兼重 糖尿病治療において、特に服薬アドヒアランスの向上は大変重要な課題だと思っています。患者さんが血糖降下薬をきちんと服用しないと血糖コントロールが不良となり、医師は効果不十分と判断して新たな血糖降下薬を追加するようなケースもあります。その結果、ポリファーマシーとなり服薬アドヒアランスがさらに悪化することになります。このような悪循環を断ち切るためにも、糖尿病診療の中で薬剤師が活躍できる場はまだまだ多く存在すると考えています。

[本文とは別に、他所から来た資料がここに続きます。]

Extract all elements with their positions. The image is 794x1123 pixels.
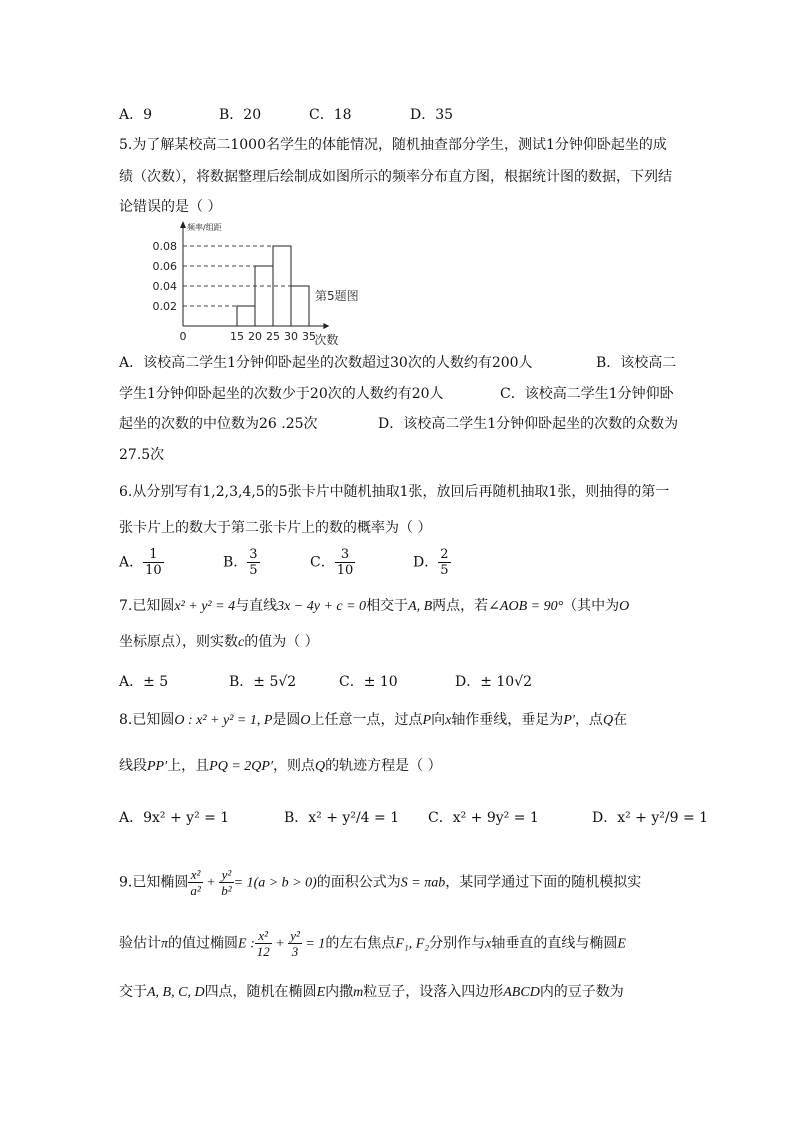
q5-option-line3b: D．该校高二学生1分钟仰卧起坐的次数的众数为 <box>378 416 679 432</box>
q6-option-d: D． $\frac{2}{5}$ <box>413 547 449 578</box>
q9-stem-line1: 9.已知椭圆 $\frac{\text{x²}}{\text{a²}}$ + $\frac{\text{y²}}{\text{b²}}$ = 1(a > b > 0)的面积公式为S = πab，某同学通过下面的随机模拟实 <box>119 867 642 898</box>
q6-stem-line1: 6.从分别写有1,2,3,4,5的5张卡片中随机抽取1张，放回后再随机抽取1张，则抽得的第一 <box>119 484 670 500</box>
q5-option-line1a: A．该校高二学生1分钟仰卧起坐的次数超过30次的人数约有200人 <box>119 355 533 371</box>
x-tick-label: 30 <box>284 330 298 343</box>
q4-option-b: B．20 <box>219 107 262 123</box>
q8-stem-line2: 线段PP′上，且PQ = 2QP′，则点Q的轨迹方程是（ ） <box>119 758 442 774</box>
q5-stem-line2: 绩（次数），将数据整理后绘制成如图所示的频率分布直方图，根据统计图的数据，下列结 <box>119 169 672 185</box>
x-axis-arrow <box>323 323 329 329</box>
q7-stem-line1: 7.已知圆x² + y² = 4与直线3x − 4y + c = 0相交于A, B两点，若∠AOB = 90°（其中为O <box>119 598 630 614</box>
histogram-bar <box>255 266 273 326</box>
q6-stem-line2: 张卡片上的数大于第二张卡片上的数的概率为（ ） <box>119 520 432 536</box>
q6-option-c: C． $\frac{3}{10}$ <box>310 547 354 578</box>
q8-option-d: D．x² + y²/9 = 1 <box>592 810 709 826</box>
q7-option-a: A．± 5 <box>119 674 169 690</box>
ellipse-x-term: $\frac{\text{x²}}{\text{a²}}$ <box>190 867 201 898</box>
histogram-chart <box>135 218 385 348</box>
y-axis-label: 频率/组距 <box>187 223 222 232</box>
q6-option-b: B． $\frac{3}{5}$ <box>223 547 258 578</box>
q7-option-d: D．± 10√2 <box>455 674 533 690</box>
q5-option-line3a: 起坐的次数的中位数为26 .25次 <box>119 416 318 432</box>
x-tick-label: 35 <box>302 330 316 343</box>
q8-option-c: C．x² + 9y² = 1 <box>428 810 539 826</box>
q7-option-c: C．± 10 <box>339 674 398 690</box>
chart-title: 第5题图 <box>315 289 359 303</box>
x-axis-label: 次数 <box>314 333 339 347</box>
q9-stem-line3: 交于A, B, C, D四点，随机在椭圆E内撒m粒豆子，设落入四边形ABCD内的豆子数为 <box>119 984 624 1000</box>
q7-stem-line2: 坐标原点），则实数c的值为（ ） <box>119 634 319 650</box>
q9-stem-line2: 验估计π的值过椭圆E : $\frac{\text{x²}}{12}$ + $\frac{\text{y²}}{3}$ = 1的左右焦点F₁, F₂分别作与x轴垂直的直线与椭圆E <box>119 928 626 959</box>
x-tick-label: 20 <box>248 330 262 343</box>
q5-option-line2a: 学生1分钟仰卧起坐的次数少于20次的人数约有20人 <box>119 386 444 402</box>
x-tick-label: 25 <box>266 330 280 343</box>
q7-option-b: B．± 5√2 <box>229 674 297 690</box>
x-tick-label: 0 <box>179 330 187 343</box>
y-tick-label: 0.06 <box>152 260 177 273</box>
ellipse-y-term: $\frac{\text{y²}}{\text{b²}}$ <box>221 867 232 898</box>
q5-option-line2b: C．该校高二学生1分钟仰卧 <box>500 386 674 402</box>
q8-option-b: B．x² + y²/4 = 1 <box>284 810 400 826</box>
y-tick-label: 0.02 <box>152 300 177 313</box>
y-axis-arrow <box>180 221 186 228</box>
q5-stem-line3: 论错误的是（ ） <box>119 199 222 215</box>
q5-stem-line1: 5.为了解某校高二1000名学生的体能情况，随机抽查部分学生，测试1分钟仰卧起坐的成 <box>119 137 667 153</box>
q4-option-c: C．18 <box>309 107 352 123</box>
q8-option-a: A．9x² + y² = 1 <box>119 810 230 826</box>
q4-option-a: A．9 <box>119 107 153 123</box>
histogram-bar <box>237 306 255 326</box>
q5-option-line4: 27.5次 <box>119 447 165 463</box>
q8-stem-line1: 8.已知圆O : x² + y² = 1, P是圆O上任意一点，过点P向x轴作垂线，垂足为P′，点Q在 <box>119 712 628 728</box>
q5-option-line1b: B．该校高二 <box>596 355 677 371</box>
x-tick-label: 15 <box>230 330 244 343</box>
ellipse-e-y-term: $\frac{\text{y²}}{3}$ <box>290 928 300 959</box>
y-tick-label: 0.04 <box>152 280 177 293</box>
ellipse-e-x-term: $\frac{\text{x²}}{12}$ <box>256 928 270 959</box>
q6-option-a: A． $\frac{1}{10}$ <box>119 547 162 578</box>
q4-option-d: D．35 <box>410 107 454 123</box>
y-tick-label: 0.08 <box>152 240 177 253</box>
histogram-bar <box>291 286 309 326</box>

野見山 今回は、糖尿病チーム医療における薬剤師の役割をテーマとして、兼重先生から示唆に富む貴重なお話を伺うことができました。糖尿病チーム医療の中で薬剤師の役割がいかに重要であるかについて、改めてご理解いただけたのではないでしょうか。今後、一人でも多くの糖尿病患者さんが救われるよう、薬剤師の先生方のますますのご活躍を期待しております。兼重先生、本日はありがとうございました。

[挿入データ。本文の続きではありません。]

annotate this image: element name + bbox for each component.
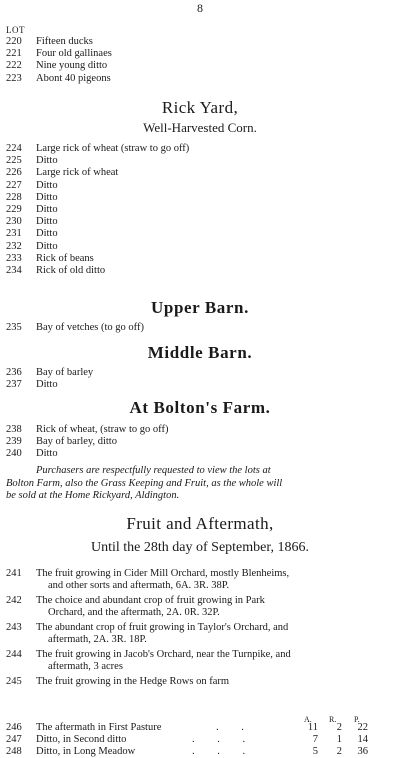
lot-description: Ditto <box>36 191 58 203</box>
lot-number: 241 <box>6 568 22 579</box>
lot-description-line: The fruit growing in the Hedge Rows on farm <box>36 676 230 687</box>
lot-number: 243 <box>6 622 22 633</box>
lot-number: 236 <box>6 367 22 378</box>
lot-number: 237 <box>6 379 22 391</box>
leader-dots: . . . <box>192 746 256 757</box>
lot-row <box>6 448 376 460</box>
lot-row <box>6 143 376 155</box>
leader-dots: . . . <box>192 734 256 745</box>
lot-description: Ditto, in Long Meadow <box>36 746 136 757</box>
lot-number: 244 <box>6 649 22 660</box>
lot-description: Nine young ditto <box>36 60 108 72</box>
lot-description: Bay of barley, ditto <box>36 436 117 448</box>
lot-description: Ditto <box>36 155 58 167</box>
perches-value: 22 <box>357 722 368 733</box>
lot-number: 246 <box>6 722 22 733</box>
lot-number: 235 <box>6 322 22 333</box>
leader-dots: . . <box>216 722 254 733</box>
lot-description-line: aftermath, 2A. 3R. 18P. <box>48 634 147 646</box>
lot-description: Ditto <box>36 179 58 191</box>
lot-number: 238 <box>6 424 22 435</box>
lot-number: 233 <box>6 252 22 264</box>
lot-description: Large rick of wheat (straw to go off) <box>36 143 190 154</box>
lot-list-upper-barn <box>6 322 376 334</box>
lot-list-boltons-farm <box>6 424 376 461</box>
lot-description: Ditto <box>36 448 58 460</box>
lot-description: Bay of vetches (to go off) <box>36 322 144 333</box>
lot-row <box>6 180 376 192</box>
lot-description-line: aftermath, 3 acres <box>48 661 123 673</box>
page-number: 8 <box>197 1 203 15</box>
lot-description: Bay of barley <box>36 367 94 378</box>
lot-number: 239 <box>6 436 22 448</box>
lot-number: 245 <box>6 676 22 687</box>
lot-row <box>6 73 376 85</box>
roods-value: 2 <box>336 722 342 733</box>
perches-header: P. <box>354 715 360 724</box>
lot-row <box>6 367 376 379</box>
lot-row <box>6 228 376 240</box>
acres-value: 11 <box>307 722 318 733</box>
lot-description: Ditto, in Second ditto <box>36 734 127 745</box>
lot-number: 223 <box>6 72 22 84</box>
lot-list-middle-barn <box>6 367 376 391</box>
measure-row <box>6 722 391 734</box>
lot-number: 222 <box>6 60 22 72</box>
lot-description-line: The choice and abundant crop of fruit growing in Park <box>36 595 265 606</box>
lot-description: Ditto <box>36 228 58 240</box>
lot-description: Ditto <box>36 216 58 228</box>
lot-entry <box>6 649 391 676</box>
lot-number: 247 <box>6 734 22 745</box>
lot-number: 224 <box>6 143 22 154</box>
lot-number: 240 <box>6 448 22 460</box>
lot-entry <box>6 568 391 595</box>
lot-entry <box>6 676 391 690</box>
lot-description-line: and other sorts and aftermath, 6A. 3R. 38P. <box>48 580 230 592</box>
lot-row <box>6 265 376 277</box>
lot-number: 231 <box>6 228 22 240</box>
lot-entry <box>6 622 391 649</box>
lot-row <box>6 379 376 391</box>
lot-number: 220 <box>6 36 22 47</box>
lot-number: 242 <box>6 595 22 606</box>
lot-number: 248 <box>6 746 22 757</box>
lot-description: Four old gallinaes <box>36 48 112 60</box>
acres-header: A. <box>304 715 312 724</box>
acres-value: 7 <box>312 734 318 745</box>
lot-description: Abont 40 pigeons <box>36 72 111 84</box>
perches-value: 36 <box>357 746 368 757</box>
lot-description: Rick of old ditto <box>36 264 106 276</box>
roods-value: 1 <box>336 734 342 745</box>
lot-row <box>6 155 376 167</box>
lot-description: Large rick of wheat <box>36 167 119 179</box>
lot-list-livestock <box>6 36 376 85</box>
lot-row <box>6 253 376 265</box>
measure-row <box>6 734 391 746</box>
roods-header: R. <box>329 715 337 724</box>
lot-row <box>6 424 376 436</box>
lot-description: Rick of wheat, (straw to go off) <box>36 424 169 435</box>
lot-description: Ditto <box>36 240 58 252</box>
lot-column-header: LOT <box>6 25 25 35</box>
lot-description: Rick of beans <box>36 252 94 264</box>
section-subtitle-until-date: Until the 28th day of September, 1866. <box>91 540 309 555</box>
lot-row <box>6 167 376 179</box>
lot-number: 227 <box>6 179 22 191</box>
acres-value: 5 <box>312 746 318 757</box>
perches-value: 14 <box>357 734 368 745</box>
lot-entry <box>6 595 391 622</box>
lot-row <box>6 60 376 72</box>
lot-description-line: The fruit growing in Jacob's Orchard, near the Turnpike, and <box>36 649 291 660</box>
lot-row <box>6 216 376 228</box>
notice-line: Purchasers are respectfully requested to view the lots at <box>36 465 271 476</box>
viewing-notice <box>6 465 386 503</box>
roods-value: 2 <box>336 746 342 757</box>
lot-description: Fifteen ducks <box>36 36 93 47</box>
section-subtitle-corn: Well-Harvested Corn. <box>143 120 257 135</box>
lot-number: 226 <box>6 167 22 179</box>
lot-description-line: Orchard, and the aftermath, 2A. 0R. 32P. <box>48 607 220 619</box>
lot-row <box>6 36 376 48</box>
lot-row <box>6 322 376 334</box>
lot-number: 232 <box>6 240 22 252</box>
lot-row <box>6 241 376 253</box>
lot-number: 230 <box>6 216 22 228</box>
measure-row <box>6 746 391 758</box>
lot-number: 234 <box>6 264 22 276</box>
lot-number: 221 <box>6 48 22 60</box>
lot-row <box>6 436 376 448</box>
lot-description-line: The abundant crop of fruit growing in Taylor's Orchard, and <box>36 622 289 633</box>
lot-list-rick-yard <box>6 143 376 277</box>
lot-number: 229 <box>6 203 22 215</box>
notice-line: be sold at the Home Rickyard, Aldington. <box>6 490 180 501</box>
section-title-rick-yard: Rick Yard, <box>161 98 239 117</box>
lot-row <box>6 204 376 216</box>
lot-description: Ditto <box>36 379 58 391</box>
section-title-boltons-farm: At Bolton's Farm. <box>129 398 271 417</box>
lot-description-line: The fruit growing in Cider Mill Orchard, mostly Blenheims, <box>36 568 290 579</box>
section-title-fruit-aftermath: Fruit and Aftermath, <box>126 514 274 533</box>
section-title-upper-barn: Upper Barn. <box>151 298 249 317</box>
lot-row <box>6 48 376 60</box>
lot-number: 225 <box>6 155 22 167</box>
notice-line: Bolton Farm, also the Grass Keeping and Fruit, as the whole will <box>6 477 283 489</box>
section-title-middle-barn: Middle Barn. <box>147 343 253 362</box>
lot-description: The aftermath in First Pasture <box>36 722 162 733</box>
lot-number: 228 <box>6 191 22 203</box>
lot-row <box>6 192 376 204</box>
lot-list-fruit <box>6 568 391 690</box>
lot-description: Ditto <box>36 203 58 215</box>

福岡大学医学部 内分泌・糖尿病内科准教授 野見山 崇 先生/福岡大学病院薬剤部 副薬剤部長 兼重 晋 先生

図5 糖尿病連携の概略と説明

引用文献
  • 1)日本糖尿病学会(編). 糖尿病治療ガイド2016-17,東京:文光堂;2016. p26.
  • 2)Inzucchi SE, Bergenstal RM, Buse JB, et al. Management of hyperglycemia in type 2 diabetes: a patient-centered approach: position statement of the American Diabetes Association (ADA) and the European Association for the Study of Diabetes (EASD). Diabetes Care. 2012;35:1364-79.
  • 3)柴山大賀, 青木美智子, 小江奈美子, ほか. 糖尿病腎症患者への療養指導状況と糖尿病透析予防指導管理料の算定がそれに及ぼす影響 糖尿病看護認定看護師・慢性疾患看護専門看護師の横断的調査から. 日糖尿教看会誌. 2016;20:167-74.
  • 4)日本糖尿病療養指導士認定機構 (編・著). 糖尿病療養指導ガイドブック2017. 東京:メディカルレビュー社;2017. p.8.
  • 5)朝倉 俊成. 糖尿病療養指導士の現状と薬剤師の課題. くすりと糖尿病. 2013;2:24-6.
  • 6)Kojima T, Akishita M, Kameyama Y, et al. High risk of adverse drug reactions in elderly patients taking six or more drugs: analysis of inpatient database. Geriatr Gerontol Int. 2012;12:761-62.
  • 7)Yaffe K, Falvey CM, Hamilton N, et al. Association between hypoglycemia and dementia in a biracial cohort of older adults with diabetes mellitus. JAMA Intern Med. 2013;173:1300-6.
  • 8)平成27年10月23日 中央社会保険医療協議会 診療報酬改定結果検証部会. 平成26 年度診療報酬改定の結果検証に係る特別調査(平成26 年度調査)の結果について.
  • 9)トラゼンタ®錠5mg添付文書.
  • 10)永石綾子, 野見山崇, 岡村亜紗美, ほか. 日本人2型糖尿病患者におけるDPP-4阻害薬リナグリプチンの効果検討. Prog Med. 2012; 32: 2225-30.
  • 11)日本糖尿病協会 (編). 糖尿病連携手帳(第3版). 2016.